What I’ve considered (none of these is the answer)
- The co-sign bar. ZFN-26 already says you must be able to defend every line as if you wrote it. Necessary, and it filters the worst cases — but it polices can you defend the words, not do you understand the domain, and a good model can help someone rehearse a defence they don’t really hold.
- Review for understanding, not just correctness — ask the author to walk through the trade-offs and why this approach. Useful, but it scales poorly, can land as a gotcha, and the same tool can coach someone past the quiz.
- Reject the change, not the person. Decline the un-understood PR while keeping the door open and the tone kind — but that still leaves the actual goal (they learn) unmet.

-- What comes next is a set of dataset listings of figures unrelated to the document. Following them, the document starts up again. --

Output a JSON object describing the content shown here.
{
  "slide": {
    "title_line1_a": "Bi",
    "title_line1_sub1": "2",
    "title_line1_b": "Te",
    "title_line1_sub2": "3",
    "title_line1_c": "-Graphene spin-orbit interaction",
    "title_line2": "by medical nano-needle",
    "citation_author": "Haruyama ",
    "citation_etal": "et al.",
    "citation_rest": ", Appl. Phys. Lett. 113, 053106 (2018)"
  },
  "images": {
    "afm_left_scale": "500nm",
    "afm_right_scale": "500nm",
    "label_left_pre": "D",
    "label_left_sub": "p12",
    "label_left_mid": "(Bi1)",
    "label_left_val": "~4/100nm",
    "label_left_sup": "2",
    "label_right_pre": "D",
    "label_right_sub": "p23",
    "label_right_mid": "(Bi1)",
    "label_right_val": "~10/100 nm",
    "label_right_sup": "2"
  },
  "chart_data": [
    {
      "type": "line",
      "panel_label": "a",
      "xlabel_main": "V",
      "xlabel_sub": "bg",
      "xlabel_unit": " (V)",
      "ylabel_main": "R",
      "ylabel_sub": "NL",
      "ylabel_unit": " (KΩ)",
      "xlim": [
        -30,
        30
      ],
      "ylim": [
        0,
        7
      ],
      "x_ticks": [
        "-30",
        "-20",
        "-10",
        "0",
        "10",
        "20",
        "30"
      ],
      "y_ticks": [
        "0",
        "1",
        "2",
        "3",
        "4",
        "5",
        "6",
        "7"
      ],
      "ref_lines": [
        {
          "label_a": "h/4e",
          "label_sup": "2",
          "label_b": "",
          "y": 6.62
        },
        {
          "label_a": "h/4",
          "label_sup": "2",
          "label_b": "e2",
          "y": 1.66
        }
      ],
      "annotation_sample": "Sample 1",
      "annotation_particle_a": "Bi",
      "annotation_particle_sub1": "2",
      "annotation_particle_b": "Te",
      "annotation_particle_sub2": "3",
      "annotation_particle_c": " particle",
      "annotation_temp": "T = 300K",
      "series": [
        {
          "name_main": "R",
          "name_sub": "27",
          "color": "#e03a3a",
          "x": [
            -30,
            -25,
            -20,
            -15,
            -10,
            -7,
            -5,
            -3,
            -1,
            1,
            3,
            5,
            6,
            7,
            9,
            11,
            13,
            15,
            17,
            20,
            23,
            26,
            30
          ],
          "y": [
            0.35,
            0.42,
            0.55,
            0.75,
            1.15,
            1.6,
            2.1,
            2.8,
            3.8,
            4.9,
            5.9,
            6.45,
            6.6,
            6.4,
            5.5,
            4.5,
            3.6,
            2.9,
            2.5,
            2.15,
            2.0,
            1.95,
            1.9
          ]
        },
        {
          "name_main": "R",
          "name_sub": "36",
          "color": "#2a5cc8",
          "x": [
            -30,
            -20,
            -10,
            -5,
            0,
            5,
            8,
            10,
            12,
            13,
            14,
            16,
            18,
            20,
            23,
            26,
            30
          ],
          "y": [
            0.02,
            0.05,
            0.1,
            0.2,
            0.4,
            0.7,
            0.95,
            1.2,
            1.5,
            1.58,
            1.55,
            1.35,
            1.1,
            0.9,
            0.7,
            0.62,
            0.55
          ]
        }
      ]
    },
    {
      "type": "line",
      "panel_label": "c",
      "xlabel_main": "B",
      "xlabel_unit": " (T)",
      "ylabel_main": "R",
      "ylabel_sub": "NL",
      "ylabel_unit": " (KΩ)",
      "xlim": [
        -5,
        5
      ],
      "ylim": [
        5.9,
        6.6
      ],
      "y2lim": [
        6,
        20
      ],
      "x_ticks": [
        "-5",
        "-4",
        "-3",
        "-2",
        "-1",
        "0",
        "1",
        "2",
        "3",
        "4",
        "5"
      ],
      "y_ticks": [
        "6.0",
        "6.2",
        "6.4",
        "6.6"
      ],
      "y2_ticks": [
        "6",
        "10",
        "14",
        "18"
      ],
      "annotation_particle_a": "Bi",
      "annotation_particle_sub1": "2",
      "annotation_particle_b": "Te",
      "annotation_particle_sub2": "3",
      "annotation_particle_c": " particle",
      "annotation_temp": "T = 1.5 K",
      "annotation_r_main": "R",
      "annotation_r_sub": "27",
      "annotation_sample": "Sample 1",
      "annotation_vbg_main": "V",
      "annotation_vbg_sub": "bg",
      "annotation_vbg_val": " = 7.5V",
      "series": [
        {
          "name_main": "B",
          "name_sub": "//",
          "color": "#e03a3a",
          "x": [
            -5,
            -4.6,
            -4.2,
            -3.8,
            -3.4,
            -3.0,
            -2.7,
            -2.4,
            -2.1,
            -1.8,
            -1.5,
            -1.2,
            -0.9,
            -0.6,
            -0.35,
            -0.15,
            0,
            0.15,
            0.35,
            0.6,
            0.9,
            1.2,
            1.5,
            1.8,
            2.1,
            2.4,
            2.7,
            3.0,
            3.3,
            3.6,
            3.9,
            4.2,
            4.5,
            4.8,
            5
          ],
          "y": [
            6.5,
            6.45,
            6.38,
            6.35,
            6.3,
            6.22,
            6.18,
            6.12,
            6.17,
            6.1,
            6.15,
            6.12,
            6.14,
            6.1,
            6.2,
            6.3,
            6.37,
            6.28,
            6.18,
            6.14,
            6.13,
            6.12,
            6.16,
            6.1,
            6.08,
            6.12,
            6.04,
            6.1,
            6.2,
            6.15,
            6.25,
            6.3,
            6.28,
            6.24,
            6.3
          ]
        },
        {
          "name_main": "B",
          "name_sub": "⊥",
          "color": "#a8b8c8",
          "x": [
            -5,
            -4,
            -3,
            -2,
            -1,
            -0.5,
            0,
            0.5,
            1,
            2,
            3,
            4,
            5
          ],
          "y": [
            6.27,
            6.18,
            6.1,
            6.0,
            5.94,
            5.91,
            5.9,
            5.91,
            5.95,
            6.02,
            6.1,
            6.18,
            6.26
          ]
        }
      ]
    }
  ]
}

- Turn the LLM into the teacher, not just the producer — have it explain the domain, the trade-offs, the prior art, and quiz the author. Promising, but it depends on the author wanting to learn rather than to ship.
- Separate exploration from production. Brute-forcing a prototype is fine; brute-forcing a change to a system people depend on is not. A useful line, but a lot of harm lives in what gets proposed as production.
- Invest in written domain context (ZFN-1) so both the author and the model have the why. Helps the model and the newcomer — but doesn’t substitute for earned experience.
Where I’m stuck
- “Just make people understand” doesn’t scale, and the friction that used to force understanding is the very thing the tool removes. I don’t have a replacement mechanism for the learning that happened in the struggle.
- I can’t reliably distinguish, in review at scale, genuine understanding from LLM-laundered confidence.
- The dial between “gatekeep too hard” (lose the velocity, accessibility, and the people who do learn with AI) and “gatekeep too little” (a codebase full of code no one on the team understands) is real, and I don’t know where to set it — or how to set it per-person and per-change.
- It is getting harder, not easier, as people detach further from the code.
What a good answer looks like
A norm or workflow that keeps the velocity and accessibility of these tools while ensuring — and growing — real understanding: the LLM as an amplifier of learning, not a substitute for it. Something that makes “understand before you ship” enforceable and teachable without gatekeeping people out or shaming the attempt. When I have that, this becomes a proper Field Note. Until then, it’s an honest open question — and if you’ve solved it, I’d genuinely like to hear how.
References
- ZFN-26 — the co-sign bar (defend every line) is part of the answer, but only part.
- ZFN-27 — reject the un-understood change without punishing the person for trying.
- ZFN-1 — written domain context helps the newcomer and the model, even if it can’t replace experience.
- Dunning–KrugerThe Dunning–Kruger effectA cognitive bias in which people with limited competence in a domain overestimate their own ability, because the very lack of expertise that produces poor decisions also denies them the metacognitive ability to recognise those decisions are poor.en.wikipedia.org ↗ — the bias this seems to be, amplified by capable tools.
Changelog
- 2026-06-12: Opened as an open problem.